By Andrew Mata
Smartphones, computers and websites are now more than just resources for learning, note taking and research.
“I’ve seen plenty of students use their phones on test days and they’ll probably continue to do it because they haven’t gotten caught,” Santa Ana College student Eduardo Varela said.
About 40 percent of students admitted to cheating by using digital and online tools, according to a study by Concordia University in Wisconsin.
“This number doesn’t surprise me, but I don’t think they have the intention to cheat. Students put themselves in a position to cheat by putting off their work,” SAC English Department Chair Matthew Beyersdorf said.
The advent of the Internet allowed students to lift passages or entire papers from the Web. Enterprising entities, such as Cheathouse.com and Schoolsucks.com, act as clearing houses for term papers.
But as schools find their own ways to counter cheating, including using programs like Turnitin.com to root out plagiarism, methods have increasingly become more elaborate.
Some students, taking advantage of the lack of face time in online classes, hire others to take the classes for them.
Onlineclasshelp.com and boostmygrades.com are services that guarantee an A or B-letter grade for their clients.
“In order to prevent people posing as other students we use hybrid classes, with in-class dates. We also use in-class assignments to learn how students write and if they turn something in that doesn’t represent their work, we’ll know,” Beyersdorf said.

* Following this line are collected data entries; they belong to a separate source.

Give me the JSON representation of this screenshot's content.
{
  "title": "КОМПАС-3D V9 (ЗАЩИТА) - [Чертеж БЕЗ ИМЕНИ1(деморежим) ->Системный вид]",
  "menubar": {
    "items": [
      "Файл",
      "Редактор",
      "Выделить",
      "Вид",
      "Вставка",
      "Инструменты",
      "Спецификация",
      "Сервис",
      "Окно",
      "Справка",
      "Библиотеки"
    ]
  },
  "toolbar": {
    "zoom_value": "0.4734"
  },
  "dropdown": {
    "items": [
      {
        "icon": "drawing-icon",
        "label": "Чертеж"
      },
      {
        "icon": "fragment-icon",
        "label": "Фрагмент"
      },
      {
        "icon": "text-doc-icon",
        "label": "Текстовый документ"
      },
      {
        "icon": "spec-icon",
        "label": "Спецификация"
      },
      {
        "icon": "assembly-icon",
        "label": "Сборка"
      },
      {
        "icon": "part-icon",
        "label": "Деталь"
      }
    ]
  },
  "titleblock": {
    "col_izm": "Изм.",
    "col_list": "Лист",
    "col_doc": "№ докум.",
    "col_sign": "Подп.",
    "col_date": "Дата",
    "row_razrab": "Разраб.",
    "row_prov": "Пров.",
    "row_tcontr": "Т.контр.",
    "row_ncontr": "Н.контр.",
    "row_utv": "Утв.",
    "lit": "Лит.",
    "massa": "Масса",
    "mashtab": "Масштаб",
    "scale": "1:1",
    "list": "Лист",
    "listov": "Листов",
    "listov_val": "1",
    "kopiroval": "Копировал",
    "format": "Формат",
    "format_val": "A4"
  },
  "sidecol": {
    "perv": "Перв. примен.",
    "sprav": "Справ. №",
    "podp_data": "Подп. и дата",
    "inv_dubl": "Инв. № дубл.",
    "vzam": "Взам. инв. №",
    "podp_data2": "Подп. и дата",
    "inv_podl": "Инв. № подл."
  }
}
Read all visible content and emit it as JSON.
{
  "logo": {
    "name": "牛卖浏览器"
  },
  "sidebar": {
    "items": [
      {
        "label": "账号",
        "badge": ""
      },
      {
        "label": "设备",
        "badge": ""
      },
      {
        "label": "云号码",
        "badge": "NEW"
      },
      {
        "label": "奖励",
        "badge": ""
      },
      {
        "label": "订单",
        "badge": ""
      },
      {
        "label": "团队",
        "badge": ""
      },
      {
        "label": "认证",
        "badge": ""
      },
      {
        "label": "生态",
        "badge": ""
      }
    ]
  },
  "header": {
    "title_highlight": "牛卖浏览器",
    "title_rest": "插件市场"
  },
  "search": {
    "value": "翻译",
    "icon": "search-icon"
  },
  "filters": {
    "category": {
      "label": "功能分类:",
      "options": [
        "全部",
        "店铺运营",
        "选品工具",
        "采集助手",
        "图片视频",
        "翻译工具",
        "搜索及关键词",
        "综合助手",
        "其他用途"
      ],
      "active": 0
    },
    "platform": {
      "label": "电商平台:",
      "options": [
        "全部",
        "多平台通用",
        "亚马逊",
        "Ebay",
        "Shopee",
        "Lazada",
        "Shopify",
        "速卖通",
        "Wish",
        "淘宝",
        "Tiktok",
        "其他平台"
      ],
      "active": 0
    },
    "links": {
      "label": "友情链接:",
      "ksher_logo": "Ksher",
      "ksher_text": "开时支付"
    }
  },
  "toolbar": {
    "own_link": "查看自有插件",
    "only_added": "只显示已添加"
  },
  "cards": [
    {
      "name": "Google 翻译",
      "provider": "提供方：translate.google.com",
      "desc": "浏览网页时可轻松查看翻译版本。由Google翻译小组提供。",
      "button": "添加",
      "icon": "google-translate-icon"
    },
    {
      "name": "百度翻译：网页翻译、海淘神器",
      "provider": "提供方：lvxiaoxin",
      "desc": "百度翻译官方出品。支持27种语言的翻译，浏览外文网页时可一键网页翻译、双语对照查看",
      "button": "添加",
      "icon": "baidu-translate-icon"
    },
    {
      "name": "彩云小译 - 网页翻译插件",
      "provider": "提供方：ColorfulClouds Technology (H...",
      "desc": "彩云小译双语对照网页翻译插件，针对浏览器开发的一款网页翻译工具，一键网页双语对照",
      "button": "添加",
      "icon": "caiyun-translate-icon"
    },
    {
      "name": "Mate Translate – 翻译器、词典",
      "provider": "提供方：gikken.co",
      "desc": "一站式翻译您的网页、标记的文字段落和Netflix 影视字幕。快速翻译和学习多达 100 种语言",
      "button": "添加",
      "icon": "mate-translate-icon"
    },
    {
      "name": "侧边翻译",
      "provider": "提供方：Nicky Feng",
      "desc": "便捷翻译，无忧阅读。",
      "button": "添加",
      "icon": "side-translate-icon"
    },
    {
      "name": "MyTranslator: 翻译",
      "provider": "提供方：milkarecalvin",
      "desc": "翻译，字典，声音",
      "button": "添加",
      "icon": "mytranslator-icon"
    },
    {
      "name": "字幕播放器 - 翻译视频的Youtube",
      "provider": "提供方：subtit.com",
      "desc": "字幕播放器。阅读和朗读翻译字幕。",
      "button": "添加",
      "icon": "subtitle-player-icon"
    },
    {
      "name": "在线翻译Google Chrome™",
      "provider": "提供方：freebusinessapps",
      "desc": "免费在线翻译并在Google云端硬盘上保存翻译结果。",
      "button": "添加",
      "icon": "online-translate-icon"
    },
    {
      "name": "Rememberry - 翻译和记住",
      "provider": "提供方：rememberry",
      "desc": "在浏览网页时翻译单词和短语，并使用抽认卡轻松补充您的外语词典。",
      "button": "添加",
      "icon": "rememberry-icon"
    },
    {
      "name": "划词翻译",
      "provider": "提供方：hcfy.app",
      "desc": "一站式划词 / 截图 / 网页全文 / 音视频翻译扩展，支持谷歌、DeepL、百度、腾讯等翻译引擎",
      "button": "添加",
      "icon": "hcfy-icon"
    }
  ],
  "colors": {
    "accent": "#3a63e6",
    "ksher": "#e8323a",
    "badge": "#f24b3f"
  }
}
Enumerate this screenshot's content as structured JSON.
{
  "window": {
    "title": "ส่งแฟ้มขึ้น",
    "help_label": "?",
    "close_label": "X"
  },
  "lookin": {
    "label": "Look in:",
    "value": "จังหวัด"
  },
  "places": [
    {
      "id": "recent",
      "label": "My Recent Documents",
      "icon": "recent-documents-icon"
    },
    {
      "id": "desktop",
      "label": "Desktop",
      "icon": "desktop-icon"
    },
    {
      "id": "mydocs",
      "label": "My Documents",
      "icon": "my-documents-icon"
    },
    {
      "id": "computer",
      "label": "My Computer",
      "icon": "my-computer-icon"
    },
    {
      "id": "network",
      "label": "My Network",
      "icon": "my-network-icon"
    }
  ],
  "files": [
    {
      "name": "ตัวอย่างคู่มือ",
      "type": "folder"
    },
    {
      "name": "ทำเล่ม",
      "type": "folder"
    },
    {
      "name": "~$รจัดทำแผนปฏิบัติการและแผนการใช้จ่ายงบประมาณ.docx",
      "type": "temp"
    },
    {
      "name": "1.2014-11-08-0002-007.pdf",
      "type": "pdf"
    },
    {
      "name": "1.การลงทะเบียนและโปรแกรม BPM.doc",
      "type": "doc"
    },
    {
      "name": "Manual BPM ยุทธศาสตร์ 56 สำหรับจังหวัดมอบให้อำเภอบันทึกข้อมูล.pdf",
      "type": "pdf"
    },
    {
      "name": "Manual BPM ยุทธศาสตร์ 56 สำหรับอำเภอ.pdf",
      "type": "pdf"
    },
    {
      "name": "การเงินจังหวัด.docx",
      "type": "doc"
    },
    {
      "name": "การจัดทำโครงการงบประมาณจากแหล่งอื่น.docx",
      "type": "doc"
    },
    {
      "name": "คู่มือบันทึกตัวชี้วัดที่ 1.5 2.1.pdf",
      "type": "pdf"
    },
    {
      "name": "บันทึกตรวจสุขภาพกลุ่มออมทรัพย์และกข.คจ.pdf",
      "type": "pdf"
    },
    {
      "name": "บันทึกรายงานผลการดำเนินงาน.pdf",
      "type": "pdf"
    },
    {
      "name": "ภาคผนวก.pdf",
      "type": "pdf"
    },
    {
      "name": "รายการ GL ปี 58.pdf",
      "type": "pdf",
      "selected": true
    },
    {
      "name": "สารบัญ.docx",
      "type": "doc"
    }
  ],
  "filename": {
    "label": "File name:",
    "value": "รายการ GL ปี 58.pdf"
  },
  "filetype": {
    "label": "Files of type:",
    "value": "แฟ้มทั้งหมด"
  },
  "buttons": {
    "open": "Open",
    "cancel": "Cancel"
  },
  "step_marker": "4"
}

In the past, creative students used such techniques as the rubber-band trick. After stretching the band, students fill it with anticipated answers or math and chemistry formulas.
The smartphone has made the practice all but obsolete. Students can take photos of notes, access Wikipedia or their notes through Google Docs.
The problem of students using Photoshop to edit labels and nutritional information on soft drinks to include answers and formulas has prompted professors to ask students to clear desks of everything except a pencil.
“I’ve seen a student do it for a quiz and the teacher had no idea the label had formulas,” SAC student Stephanie Guerrerro said.
At SAC, there are multiple levels of discipline ranging from a zero on the assignment to expulsion for repeat offenders.
“If a student is caught cheating it’ll be put on record for future reference, and if they get caught again they’ll meet with me for their punishment,” Associate Dean of Student Development Rosio Becerra said.